Really, really like Seth Godin’s blog post titled, “Where does this blog come from?”
It’s short and to the point, offering clarity about where he is online and why, and more to the point of the blog post, who holds the pen. In his case, Seth does: “I write every word of this blog (more than 2,000,000 words so far). If you see a book or an email that’s from me, I wrote it.”
Rather than be all things to all people in all possible online spaces — a daunting task for mortals working alone – he chooses focus. He picks the tools that make the most sense for his personal involvement and pays close attention to them, but doesn’t impede the ones that are able to live without his direct involvement, like his Facebook Page.
This position, though, requires a couple of important prerequisites that essentially boil down to confidence — in your personal brand, in understanding the available communication tools, and a willingness to take a risk that you miss an opportunity.
Godin’s blog of mostly short opinion pieces and real world musings helps build his online following while creating content for his books that are ultimately purchased by that online community and the people they know. His personal interaction fuels that engine in a way that a blogger-double can’t do authentically.
That works for Godin.

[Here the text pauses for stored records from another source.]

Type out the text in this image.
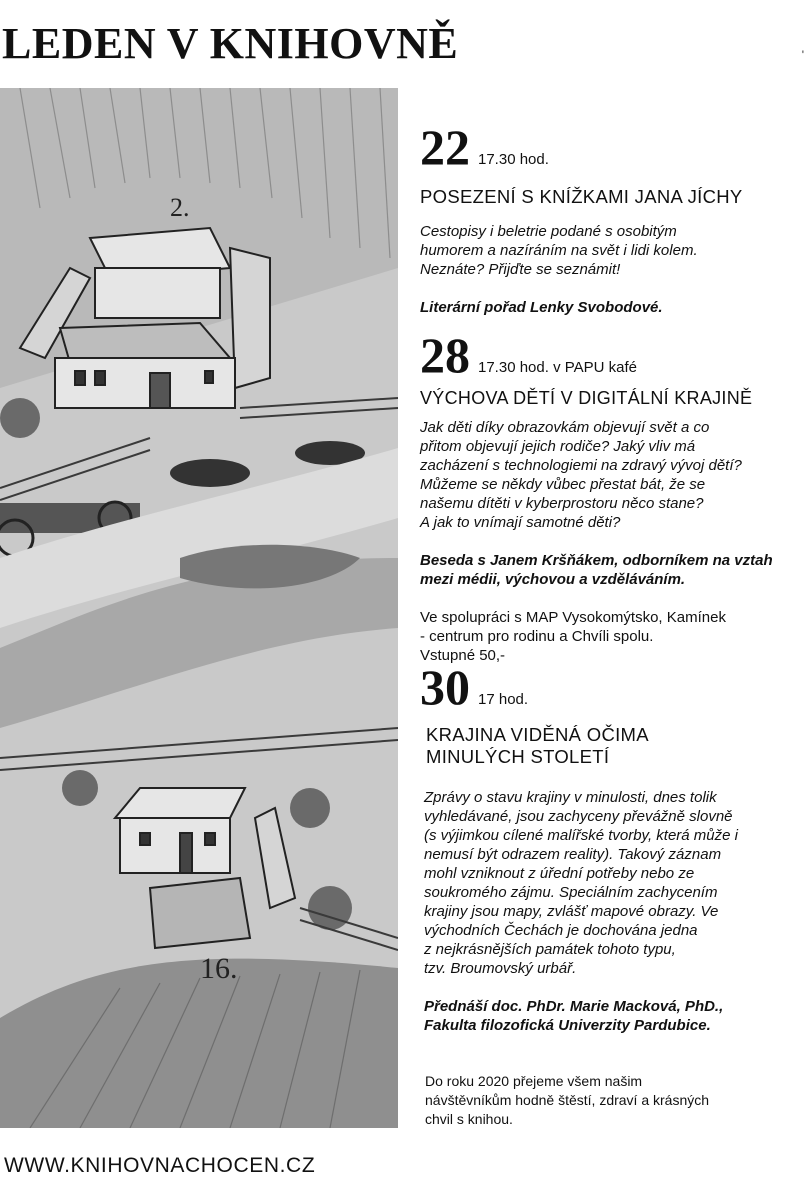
LEDEN V KNIHOVNĚ	'
2.
16.
22 17.30 hod.
POSEZENÍ S KNÍŽKAMI JANA JÍCHY

Cestopisy i beletrie podané s osobitým
humorem a nazíráním na svět i lidi kolem.
Neznáte? Přijďte se seznámit!

Literární pořad Lenky Svobodové.

28 17.30 hod. v PAPU kafé
VÝCHOVA DĚTÍ V DIGITÁLNÍ KRAJINĚ

Jak děti díky obrazovkám objevují svět a co
přitom objevují jejich rodiče? Jaký vliv má
zacházení s technologiemi na zdravý vývoj dětí?
Můžeme se někdy vůbec přestat bát, že se
našemu dítěti v kyberprostoru něco stane?
A jak to vnímají samotné děti?

Beseda s Janem Kršňákem, odborníkem na vztah
mezi médii, výchovou a vzděláváním.

Ve spolupráci s MAP Vysokomýtsko, Kamínek
- centrum pro rodinu a Chvíli spolu.
Vstupné 50,-

30 17 hod.
KRAJINA VIDĚNÁ OČIMA
MINULÝCH STOLETÍ

Zprávy o stavu krajiny v minulosti, dnes tolik
vyhledávané, jsou zachyceny převážně slovně
(s výjimkou cílené malířské tvorby, která může i
nemusí být odrazem reality). Takový záznam
mohl vzniknout z úřední potřeby nebo ze
soukromého zájmu. Speciálním zachycením
krajiny jsou mapy, zvlášť mapové obrazy. Ve
východních Čechách je dochována jedna
z nejkrásnějších památek tohoto typu,
tzv. Broumovský urbář.

Přednáší doc. PhDr. Marie Macková, PhD.,
Fakulta filozofická Univerzity Pardubice.

Do roku 2020 přejeme všem našim
návštěvníkům hodně štěstí, zdraví a krásných
chvil s knihou.

WWW.KNIHOVNACHOCEN.CZ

What does that mean for you?
Look in the mirror. What’s your personal brand, who needs to engage with you? Then take stock of your own online confidence — do you know how to translate the first questions into where you should focus your online efforts? Take control of your pen but don’t be afraid to reach out for help to bolster your skills for how to use it.
Here’s a useful exercise: Try rewriting Seth Godin’s blog except make your own by inserting your use of the online tools: Do you hold your online pen or just approve what others ghost right for you? What’s up with your Twitter use. How are you using Facebook? Where else are you spending time online?
If you can’t get past the what to the why, start thinking harder. Being “where you need to be” requires that you know why – at least admit when you don’t.